Salmon en croûte

salmon en croute1

I made a Salmon en croûte once. It wasn’t great. The reason? I didn’t salt it enough. I often fall for that trap. The trap of being ‘healthy’. Trying to avoid my blood pressure raising to the roof from adding a pinch of salt to my meat.Trying to avoid having an immediate heart attack from adding a touch of salt to the boiling water. Sheesh. It’s exhausting. But ask yourself this… what’s more important? Food that has the potential to kill you but tastes great? Or food that is so bland it ruins your day but gee, at least you’re healthy! I think we both know the answer. It’s amazing how many supposedly tasty foods taste absolutely lame without salt. Admit it you health-tards! A lot of people have issues with salt but recently I became very lucky. A doctor told me I don’t have enough salt in my body. Therefore I can now add salt too all my meals guilt free. Yay me. Don’t get me wrong, some people do massively over-salt their meals. And eating processed food is the worst as you don’t even know how much salt you are consuming. I know too much salt can cause all sorts of problems, so it’s good to be cautious. But too little and your food can taste grey and you wake up in the middle of the night with terrible cramps. Be sensible people.

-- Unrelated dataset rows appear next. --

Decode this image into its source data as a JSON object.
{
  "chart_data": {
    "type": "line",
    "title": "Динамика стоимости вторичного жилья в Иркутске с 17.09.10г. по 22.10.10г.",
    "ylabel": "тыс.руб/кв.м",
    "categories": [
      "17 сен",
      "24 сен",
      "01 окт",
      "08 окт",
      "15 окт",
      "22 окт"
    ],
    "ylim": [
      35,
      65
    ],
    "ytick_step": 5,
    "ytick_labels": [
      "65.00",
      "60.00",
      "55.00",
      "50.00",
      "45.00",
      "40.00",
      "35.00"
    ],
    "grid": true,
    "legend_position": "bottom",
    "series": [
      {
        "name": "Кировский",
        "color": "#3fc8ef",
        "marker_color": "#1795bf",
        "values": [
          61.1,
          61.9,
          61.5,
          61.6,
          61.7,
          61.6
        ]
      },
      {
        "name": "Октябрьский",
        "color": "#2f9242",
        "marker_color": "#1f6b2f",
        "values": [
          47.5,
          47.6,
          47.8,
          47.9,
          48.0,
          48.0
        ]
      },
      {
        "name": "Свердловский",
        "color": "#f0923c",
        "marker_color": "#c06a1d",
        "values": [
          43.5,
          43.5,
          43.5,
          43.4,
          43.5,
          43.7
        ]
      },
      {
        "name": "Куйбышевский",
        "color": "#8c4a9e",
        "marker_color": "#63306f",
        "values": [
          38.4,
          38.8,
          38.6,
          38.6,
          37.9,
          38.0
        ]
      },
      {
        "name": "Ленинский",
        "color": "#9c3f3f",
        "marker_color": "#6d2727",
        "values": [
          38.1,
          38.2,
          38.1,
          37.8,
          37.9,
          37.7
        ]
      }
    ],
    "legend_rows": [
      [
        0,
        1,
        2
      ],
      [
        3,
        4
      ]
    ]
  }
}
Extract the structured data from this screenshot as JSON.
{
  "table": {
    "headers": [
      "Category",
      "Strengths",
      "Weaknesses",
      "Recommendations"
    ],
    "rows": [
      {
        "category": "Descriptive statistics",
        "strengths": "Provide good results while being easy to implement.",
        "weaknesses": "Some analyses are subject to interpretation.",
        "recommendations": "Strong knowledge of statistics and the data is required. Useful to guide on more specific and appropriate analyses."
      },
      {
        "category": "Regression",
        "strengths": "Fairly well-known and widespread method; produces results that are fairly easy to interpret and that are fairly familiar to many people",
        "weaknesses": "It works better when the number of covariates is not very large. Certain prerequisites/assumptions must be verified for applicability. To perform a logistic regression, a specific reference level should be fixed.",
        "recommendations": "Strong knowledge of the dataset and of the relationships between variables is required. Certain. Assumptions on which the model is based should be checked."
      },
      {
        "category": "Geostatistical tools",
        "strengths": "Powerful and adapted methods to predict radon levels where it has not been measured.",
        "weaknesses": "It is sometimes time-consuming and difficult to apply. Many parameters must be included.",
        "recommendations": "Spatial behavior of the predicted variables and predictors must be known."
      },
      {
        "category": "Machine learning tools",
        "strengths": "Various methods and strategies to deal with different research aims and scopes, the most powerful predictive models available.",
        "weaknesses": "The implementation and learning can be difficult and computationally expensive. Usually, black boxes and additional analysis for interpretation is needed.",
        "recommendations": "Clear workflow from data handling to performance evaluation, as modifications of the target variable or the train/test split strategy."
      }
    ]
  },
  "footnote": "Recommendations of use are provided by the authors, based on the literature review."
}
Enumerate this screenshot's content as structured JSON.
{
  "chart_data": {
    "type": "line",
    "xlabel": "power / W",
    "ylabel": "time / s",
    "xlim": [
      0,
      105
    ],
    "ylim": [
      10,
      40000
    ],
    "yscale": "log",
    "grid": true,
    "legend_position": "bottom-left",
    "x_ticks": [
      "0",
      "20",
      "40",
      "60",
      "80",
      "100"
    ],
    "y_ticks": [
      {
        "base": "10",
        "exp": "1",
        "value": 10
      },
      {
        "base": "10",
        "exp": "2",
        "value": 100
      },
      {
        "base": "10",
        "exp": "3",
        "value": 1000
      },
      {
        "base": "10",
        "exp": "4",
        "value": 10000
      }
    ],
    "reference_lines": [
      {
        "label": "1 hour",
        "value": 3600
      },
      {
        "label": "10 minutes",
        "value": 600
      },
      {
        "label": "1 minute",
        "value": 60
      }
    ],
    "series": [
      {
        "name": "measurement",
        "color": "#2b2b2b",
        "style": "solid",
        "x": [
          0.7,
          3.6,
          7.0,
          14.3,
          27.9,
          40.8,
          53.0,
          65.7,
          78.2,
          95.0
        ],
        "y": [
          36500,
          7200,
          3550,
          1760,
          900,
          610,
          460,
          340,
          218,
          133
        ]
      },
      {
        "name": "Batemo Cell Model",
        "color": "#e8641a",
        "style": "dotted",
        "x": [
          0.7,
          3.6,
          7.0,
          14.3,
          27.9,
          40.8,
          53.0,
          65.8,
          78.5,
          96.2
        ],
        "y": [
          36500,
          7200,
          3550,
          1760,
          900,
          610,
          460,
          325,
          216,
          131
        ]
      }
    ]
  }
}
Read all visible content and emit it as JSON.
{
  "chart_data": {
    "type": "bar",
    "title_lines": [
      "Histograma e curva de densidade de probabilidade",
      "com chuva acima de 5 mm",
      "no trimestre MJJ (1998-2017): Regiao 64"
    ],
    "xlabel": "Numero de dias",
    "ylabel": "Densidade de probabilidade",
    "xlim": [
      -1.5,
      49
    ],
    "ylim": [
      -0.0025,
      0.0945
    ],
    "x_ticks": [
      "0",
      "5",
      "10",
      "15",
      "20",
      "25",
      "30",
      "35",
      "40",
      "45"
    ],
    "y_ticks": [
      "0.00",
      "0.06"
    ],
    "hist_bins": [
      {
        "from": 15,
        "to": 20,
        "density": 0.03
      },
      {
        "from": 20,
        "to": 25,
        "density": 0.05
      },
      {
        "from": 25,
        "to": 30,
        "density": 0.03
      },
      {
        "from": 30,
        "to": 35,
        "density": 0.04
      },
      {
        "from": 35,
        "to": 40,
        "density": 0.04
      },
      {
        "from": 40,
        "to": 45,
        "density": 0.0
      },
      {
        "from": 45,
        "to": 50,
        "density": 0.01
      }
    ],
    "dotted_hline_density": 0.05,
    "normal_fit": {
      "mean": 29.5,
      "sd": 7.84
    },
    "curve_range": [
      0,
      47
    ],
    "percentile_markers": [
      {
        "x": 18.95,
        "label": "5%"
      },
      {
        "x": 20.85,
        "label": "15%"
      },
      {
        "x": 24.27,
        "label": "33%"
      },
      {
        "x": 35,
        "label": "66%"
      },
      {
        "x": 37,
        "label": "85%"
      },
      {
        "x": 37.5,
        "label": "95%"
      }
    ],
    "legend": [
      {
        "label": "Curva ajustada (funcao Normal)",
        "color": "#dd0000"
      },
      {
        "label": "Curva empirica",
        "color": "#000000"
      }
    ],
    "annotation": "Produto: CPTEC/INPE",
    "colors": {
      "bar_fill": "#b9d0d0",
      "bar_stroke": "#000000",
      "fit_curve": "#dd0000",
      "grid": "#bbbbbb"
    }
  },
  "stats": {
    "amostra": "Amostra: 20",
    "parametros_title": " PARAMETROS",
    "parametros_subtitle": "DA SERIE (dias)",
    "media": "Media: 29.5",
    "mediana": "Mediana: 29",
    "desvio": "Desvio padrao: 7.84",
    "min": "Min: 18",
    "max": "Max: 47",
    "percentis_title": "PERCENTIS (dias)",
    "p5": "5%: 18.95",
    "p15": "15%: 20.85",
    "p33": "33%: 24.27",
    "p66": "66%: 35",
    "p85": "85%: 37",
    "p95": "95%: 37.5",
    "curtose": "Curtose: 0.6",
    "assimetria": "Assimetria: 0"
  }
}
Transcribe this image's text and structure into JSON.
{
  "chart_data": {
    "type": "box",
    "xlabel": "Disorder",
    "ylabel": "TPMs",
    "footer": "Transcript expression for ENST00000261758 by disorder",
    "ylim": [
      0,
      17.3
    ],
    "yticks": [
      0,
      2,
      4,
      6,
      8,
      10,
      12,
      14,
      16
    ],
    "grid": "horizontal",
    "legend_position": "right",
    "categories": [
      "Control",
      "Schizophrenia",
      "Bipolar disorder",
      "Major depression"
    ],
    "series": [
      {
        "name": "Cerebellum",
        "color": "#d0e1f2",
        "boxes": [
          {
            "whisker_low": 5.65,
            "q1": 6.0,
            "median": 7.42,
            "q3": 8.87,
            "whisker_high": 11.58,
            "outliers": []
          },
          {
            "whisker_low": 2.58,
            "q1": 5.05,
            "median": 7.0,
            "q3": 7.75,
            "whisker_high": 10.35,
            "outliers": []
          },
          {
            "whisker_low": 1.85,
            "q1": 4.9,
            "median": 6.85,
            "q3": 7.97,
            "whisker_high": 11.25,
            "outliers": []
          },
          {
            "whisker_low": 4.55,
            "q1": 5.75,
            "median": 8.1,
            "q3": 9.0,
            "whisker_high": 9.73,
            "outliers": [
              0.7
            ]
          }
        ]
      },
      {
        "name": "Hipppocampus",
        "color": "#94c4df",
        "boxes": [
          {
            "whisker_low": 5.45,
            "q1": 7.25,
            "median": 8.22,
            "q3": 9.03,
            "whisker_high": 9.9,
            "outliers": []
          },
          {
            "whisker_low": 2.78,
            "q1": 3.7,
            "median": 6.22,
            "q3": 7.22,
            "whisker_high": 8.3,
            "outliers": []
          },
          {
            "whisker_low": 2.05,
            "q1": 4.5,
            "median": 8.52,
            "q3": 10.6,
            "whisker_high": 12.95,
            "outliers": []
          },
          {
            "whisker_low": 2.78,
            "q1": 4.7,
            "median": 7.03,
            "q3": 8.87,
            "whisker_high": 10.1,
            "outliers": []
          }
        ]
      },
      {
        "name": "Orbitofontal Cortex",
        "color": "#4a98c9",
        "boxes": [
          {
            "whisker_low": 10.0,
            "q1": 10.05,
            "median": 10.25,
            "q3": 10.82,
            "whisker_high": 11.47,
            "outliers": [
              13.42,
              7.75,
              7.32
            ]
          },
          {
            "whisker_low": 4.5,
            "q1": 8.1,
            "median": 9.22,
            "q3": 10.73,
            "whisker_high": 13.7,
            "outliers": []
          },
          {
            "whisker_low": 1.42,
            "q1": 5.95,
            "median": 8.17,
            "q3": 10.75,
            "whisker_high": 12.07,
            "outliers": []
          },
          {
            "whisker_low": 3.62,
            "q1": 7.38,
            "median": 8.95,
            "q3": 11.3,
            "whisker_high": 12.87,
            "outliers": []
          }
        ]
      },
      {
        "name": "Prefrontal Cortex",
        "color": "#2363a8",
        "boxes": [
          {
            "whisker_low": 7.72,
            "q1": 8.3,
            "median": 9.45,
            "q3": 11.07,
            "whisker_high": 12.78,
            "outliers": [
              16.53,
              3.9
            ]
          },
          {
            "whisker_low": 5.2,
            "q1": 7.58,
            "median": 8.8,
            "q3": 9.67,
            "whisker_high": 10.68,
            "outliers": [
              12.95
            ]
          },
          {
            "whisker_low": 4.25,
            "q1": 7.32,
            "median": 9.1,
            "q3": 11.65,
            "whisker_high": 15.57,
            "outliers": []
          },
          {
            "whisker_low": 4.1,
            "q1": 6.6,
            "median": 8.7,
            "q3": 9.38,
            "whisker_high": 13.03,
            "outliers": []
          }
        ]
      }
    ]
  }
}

Check me out getting all preachy! Back to the matter in hand. This salmon tasted immense. My brother said it’s one of the nicest salmon dishes he’s ever had. He doesn’t often compliment my food, so for him to say this was praise indeed. It’s a Fabulous Baker Brothers recipe with tiny alterations.

salmon en croute2

Ingredients

  • 500g of salmon fillet. No skin or bones
  • Large shallot or half a small onion
  • 4 Chestnut mushrooms
  • 2 handfuls of fresh spinach
  • Crème fraîche
  • Juice of half a lemon
  • 500g block of all butter puff pastry*
  • 1 egg, beaten

Method

  • First make the filling. Finely chop the shallot and gently fry in a knob of butter with the finely sliced mushroom.
  • Then add the spinach and wilt. Add the lemon juice and a table spoon of crème fraîche and a generous pinch of salt and pepper and stir in.
  • Once it has softened and mixed together, drain the lot in a sieve over a pan to catch the juices. With a wooden spoon, squeeze the juice out and save them for a sauce. Allow the filling to cool a bit.
  • In the meantime, take the salmon fillet and butterfly it open cutting across the width of the fillet so it opens up flat. Then add the filling and fold the fillet back as it was (except now with the filling running through it). Season both outsides of the fillet.
  • Roll out the pastry to 5mm thick, cut a piece that’ll fit your fillet with a 2.5-3cm border and place it onto grease proof paper on a baking tray.
  • Place the filled fillet on top and with a wet finger, moisten the rim. Then roll out a slightly larger piece for the top. This should cover the whole lot, seal it to the bottom bit of puff and try to minimise air bubbles/gaps. Trim the edges so that you have a rim around the fillet and crimp the edge with a fork.
  • With the pastry offcuts cut out a fish onto the surface and brush the whole lot with a beaten egg. Place in the fridge for 5 minutes and brush again with the egg (I came across this tip from Gordon Ramsey). Then bake the whole lot in a medium oven for about 25 minutes or until golden, and serve.
  • Use the spinach and lemon juice from earlier to make a sauce to go with the en croûte. Warm through with more crème fraîche and a glug of white wine (says the Baker Brothers. I just added a veggie stock cube and the water from the broccoli I had just cooked. Perfect gravy!)

http://www.waitrose.com/content/waitrose/en/home/recipes/recipe_directory/l/the_fabulous_bakerbrotherssalmonencroute.html

*I used to always get the ready-rolled puff pastry. I used to always have soggy, flat, non-puff puff pastry. But after buying the block and rolling it, I had pastry success for the first time! Woo. I think the double-egging helped make it so flaky too. Thanks Gordon. You’re a d**k, but you know your food.